Con esta misma concepción, Berlín también se resiste a la relajación presupuestaria que se le reclama para que gaste e invierta más y para que acometa rebajas fiscales que incentiven su demanda interna. Y más cuando lo primero debilitaría la posición de solvencia de su economía y lo segundo generaría inflación (máxime cuando su tasa de paro está en mínimos: 4,2% de la población activa) por más que ahora su IPC se sitúe en el ínfimo 0,1%.

Fabricar inflación en Alemania permitiría a la periferia relajar su devaluación salarial, pero una potencia exportadora como la teutona trata de preservar su competitividad, sobremanera cuando teme rebrotes inflacionarios futuros por la expansión de dinero que está haciendo el BCE para bajar tipos y debilitar el euro.

La ciudadanía alemana confía en la ortodoxia monetaria ("No todos los alemanes creen en Dios, pero todos creen en el Bundesbank", dijo Jacques Delors) y si la austeridad está gestando populismos eurófobo en otros países, los tipos de interés negativos están creando un enorme malestar social en Alemania y contribuyendo al ascenso del derechista Alternativa para Alemania (AfD), como reprochó el 11 de abril al BCE el ministro alemán de Finanzas, Wolfgang Schäuble.
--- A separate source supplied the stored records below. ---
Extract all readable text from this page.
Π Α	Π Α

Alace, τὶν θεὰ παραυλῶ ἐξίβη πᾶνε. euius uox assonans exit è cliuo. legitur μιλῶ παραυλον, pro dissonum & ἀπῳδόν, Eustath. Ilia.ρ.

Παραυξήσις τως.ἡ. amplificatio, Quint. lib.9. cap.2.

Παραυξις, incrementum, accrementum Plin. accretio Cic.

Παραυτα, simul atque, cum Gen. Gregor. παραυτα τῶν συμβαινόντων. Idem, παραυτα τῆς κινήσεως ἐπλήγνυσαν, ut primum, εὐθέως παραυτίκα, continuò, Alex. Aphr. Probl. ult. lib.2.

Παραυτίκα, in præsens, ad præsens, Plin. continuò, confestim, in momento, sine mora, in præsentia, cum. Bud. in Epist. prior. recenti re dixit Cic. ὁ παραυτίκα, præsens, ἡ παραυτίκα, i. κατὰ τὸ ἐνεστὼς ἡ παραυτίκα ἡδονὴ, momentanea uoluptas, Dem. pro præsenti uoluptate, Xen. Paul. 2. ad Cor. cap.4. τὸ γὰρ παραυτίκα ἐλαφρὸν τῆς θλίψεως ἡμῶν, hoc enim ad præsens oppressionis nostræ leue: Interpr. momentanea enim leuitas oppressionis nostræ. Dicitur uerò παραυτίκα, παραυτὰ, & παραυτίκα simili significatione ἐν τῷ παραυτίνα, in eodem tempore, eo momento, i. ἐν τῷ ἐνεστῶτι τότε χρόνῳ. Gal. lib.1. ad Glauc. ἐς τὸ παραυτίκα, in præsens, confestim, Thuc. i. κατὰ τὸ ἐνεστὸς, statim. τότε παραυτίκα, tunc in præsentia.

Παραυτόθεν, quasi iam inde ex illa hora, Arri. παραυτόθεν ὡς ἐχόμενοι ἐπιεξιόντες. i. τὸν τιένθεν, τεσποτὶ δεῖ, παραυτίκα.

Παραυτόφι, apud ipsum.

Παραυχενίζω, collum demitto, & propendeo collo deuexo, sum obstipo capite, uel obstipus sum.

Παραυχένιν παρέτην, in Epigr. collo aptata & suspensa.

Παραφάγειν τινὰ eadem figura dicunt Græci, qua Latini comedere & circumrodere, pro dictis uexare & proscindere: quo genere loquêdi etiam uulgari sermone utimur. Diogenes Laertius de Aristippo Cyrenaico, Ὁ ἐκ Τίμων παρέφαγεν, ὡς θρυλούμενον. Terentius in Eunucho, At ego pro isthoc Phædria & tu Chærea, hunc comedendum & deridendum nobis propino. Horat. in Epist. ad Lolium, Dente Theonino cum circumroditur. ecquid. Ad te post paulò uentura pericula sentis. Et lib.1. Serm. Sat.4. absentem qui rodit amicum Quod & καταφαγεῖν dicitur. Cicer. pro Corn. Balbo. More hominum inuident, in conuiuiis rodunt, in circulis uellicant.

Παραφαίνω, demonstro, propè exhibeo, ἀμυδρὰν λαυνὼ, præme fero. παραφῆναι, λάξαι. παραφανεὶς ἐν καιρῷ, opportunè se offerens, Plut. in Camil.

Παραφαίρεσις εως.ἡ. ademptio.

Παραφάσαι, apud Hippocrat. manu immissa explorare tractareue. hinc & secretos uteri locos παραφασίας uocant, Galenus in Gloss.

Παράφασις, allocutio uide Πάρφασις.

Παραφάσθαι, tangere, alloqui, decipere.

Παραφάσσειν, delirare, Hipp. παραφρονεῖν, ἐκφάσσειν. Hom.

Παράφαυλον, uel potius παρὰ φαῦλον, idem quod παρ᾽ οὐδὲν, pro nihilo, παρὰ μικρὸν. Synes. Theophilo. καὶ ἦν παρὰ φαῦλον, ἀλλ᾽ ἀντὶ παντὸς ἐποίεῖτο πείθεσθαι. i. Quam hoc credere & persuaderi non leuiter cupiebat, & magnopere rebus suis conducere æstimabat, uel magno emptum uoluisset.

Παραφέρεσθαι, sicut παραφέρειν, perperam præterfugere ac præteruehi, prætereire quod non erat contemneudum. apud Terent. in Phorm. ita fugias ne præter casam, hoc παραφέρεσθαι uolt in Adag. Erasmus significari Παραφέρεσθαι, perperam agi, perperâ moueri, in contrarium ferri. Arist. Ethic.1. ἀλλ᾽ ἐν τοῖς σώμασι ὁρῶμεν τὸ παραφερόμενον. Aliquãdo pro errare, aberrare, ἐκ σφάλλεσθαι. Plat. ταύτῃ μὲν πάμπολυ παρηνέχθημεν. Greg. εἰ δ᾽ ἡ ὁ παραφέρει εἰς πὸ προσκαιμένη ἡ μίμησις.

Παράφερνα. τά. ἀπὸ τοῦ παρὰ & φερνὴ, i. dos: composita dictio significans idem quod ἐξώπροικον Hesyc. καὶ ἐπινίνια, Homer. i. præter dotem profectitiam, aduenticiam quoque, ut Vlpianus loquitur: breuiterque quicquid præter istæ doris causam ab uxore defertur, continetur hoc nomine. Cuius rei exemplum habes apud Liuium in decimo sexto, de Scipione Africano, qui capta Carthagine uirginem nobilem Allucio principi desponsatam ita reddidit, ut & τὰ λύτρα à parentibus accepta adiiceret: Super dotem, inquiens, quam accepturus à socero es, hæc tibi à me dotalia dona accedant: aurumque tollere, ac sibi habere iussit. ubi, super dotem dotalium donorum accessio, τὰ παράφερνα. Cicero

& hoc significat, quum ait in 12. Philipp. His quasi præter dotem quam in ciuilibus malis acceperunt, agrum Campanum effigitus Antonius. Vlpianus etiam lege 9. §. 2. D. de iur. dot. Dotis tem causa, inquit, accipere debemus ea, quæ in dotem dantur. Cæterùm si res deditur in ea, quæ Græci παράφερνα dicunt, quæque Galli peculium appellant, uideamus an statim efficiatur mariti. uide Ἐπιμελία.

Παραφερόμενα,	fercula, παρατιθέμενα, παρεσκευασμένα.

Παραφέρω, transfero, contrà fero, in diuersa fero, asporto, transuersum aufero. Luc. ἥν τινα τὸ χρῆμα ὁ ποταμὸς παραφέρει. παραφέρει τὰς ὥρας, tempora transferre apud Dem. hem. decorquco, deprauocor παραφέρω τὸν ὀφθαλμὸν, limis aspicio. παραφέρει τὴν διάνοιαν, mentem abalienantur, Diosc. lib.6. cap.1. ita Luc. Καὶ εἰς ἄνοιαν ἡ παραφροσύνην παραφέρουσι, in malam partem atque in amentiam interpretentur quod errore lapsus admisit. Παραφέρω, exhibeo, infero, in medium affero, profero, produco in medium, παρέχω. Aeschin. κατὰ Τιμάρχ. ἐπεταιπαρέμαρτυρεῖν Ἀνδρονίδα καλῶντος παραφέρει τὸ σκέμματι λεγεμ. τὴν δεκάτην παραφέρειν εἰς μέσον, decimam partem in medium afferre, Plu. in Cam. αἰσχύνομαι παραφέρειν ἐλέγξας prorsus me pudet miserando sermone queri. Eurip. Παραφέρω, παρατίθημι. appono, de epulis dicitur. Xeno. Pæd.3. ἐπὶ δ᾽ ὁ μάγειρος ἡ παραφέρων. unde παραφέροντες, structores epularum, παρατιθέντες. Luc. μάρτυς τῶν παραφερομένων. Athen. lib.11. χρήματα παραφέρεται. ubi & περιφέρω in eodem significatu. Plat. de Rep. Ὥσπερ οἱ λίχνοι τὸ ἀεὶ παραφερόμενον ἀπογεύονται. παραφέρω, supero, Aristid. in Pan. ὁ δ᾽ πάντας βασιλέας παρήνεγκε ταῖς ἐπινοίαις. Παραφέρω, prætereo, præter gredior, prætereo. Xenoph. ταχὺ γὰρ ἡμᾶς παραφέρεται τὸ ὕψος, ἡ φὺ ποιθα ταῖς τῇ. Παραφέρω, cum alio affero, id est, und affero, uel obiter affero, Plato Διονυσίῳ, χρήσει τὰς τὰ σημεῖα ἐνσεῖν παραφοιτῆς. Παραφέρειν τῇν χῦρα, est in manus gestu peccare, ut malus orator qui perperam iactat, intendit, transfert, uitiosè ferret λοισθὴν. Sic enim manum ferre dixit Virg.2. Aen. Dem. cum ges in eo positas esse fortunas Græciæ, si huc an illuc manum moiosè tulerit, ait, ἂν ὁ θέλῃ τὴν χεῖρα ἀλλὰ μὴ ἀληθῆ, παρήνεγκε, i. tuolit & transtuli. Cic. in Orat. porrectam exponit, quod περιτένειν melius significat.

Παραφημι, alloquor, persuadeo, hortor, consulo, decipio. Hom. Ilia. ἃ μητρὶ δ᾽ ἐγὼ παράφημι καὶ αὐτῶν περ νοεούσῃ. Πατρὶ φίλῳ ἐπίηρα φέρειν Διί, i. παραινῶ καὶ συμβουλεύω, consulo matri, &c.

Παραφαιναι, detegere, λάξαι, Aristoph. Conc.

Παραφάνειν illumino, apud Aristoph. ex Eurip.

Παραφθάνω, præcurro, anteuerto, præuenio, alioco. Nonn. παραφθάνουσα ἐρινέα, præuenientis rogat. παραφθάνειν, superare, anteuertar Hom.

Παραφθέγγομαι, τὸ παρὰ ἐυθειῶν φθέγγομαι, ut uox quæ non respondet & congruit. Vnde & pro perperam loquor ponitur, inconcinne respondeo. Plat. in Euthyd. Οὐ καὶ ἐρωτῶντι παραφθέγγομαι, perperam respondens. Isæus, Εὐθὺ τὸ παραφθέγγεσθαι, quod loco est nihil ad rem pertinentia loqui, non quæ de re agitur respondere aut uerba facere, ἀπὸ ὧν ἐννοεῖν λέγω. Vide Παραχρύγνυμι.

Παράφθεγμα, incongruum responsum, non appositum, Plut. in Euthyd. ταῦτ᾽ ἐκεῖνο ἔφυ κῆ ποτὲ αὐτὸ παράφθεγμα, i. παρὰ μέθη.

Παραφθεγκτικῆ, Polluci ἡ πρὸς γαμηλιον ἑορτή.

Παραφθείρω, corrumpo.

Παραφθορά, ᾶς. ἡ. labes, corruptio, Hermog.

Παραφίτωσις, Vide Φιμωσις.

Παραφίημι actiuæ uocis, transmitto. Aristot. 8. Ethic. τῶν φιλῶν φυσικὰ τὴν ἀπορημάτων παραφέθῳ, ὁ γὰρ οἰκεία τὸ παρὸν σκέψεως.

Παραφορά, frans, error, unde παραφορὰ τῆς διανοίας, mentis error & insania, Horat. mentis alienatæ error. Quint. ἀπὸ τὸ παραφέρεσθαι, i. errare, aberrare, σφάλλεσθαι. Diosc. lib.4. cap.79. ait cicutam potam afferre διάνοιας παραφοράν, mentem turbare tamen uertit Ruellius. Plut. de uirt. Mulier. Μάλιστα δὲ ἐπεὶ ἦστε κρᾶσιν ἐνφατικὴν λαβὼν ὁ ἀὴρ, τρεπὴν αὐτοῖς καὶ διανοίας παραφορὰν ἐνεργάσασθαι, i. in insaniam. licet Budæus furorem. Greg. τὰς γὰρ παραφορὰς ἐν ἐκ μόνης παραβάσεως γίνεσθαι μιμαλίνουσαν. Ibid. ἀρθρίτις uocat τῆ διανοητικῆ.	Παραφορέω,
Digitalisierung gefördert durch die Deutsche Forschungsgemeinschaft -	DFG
Alemania cree además en su recetas. Porque aunque en teoría sus superávits externos son tan culpables de los desequilibrios internos como los graves déficits por cuenta corriente de sus socios periféricos, quien puso en riesgo de desaparición al euro fueron los déficits y las deudas públicas y privadas de los países mediterráneos e Irlanda. Fueron ellos los que hicieron cundir el pánico en los mercados y los que atrajeron a los especuladores al acecho. De los 15 países con mayor deuda (pública y privada), 13 son europeos, según datos de McKinsey Global en 2014.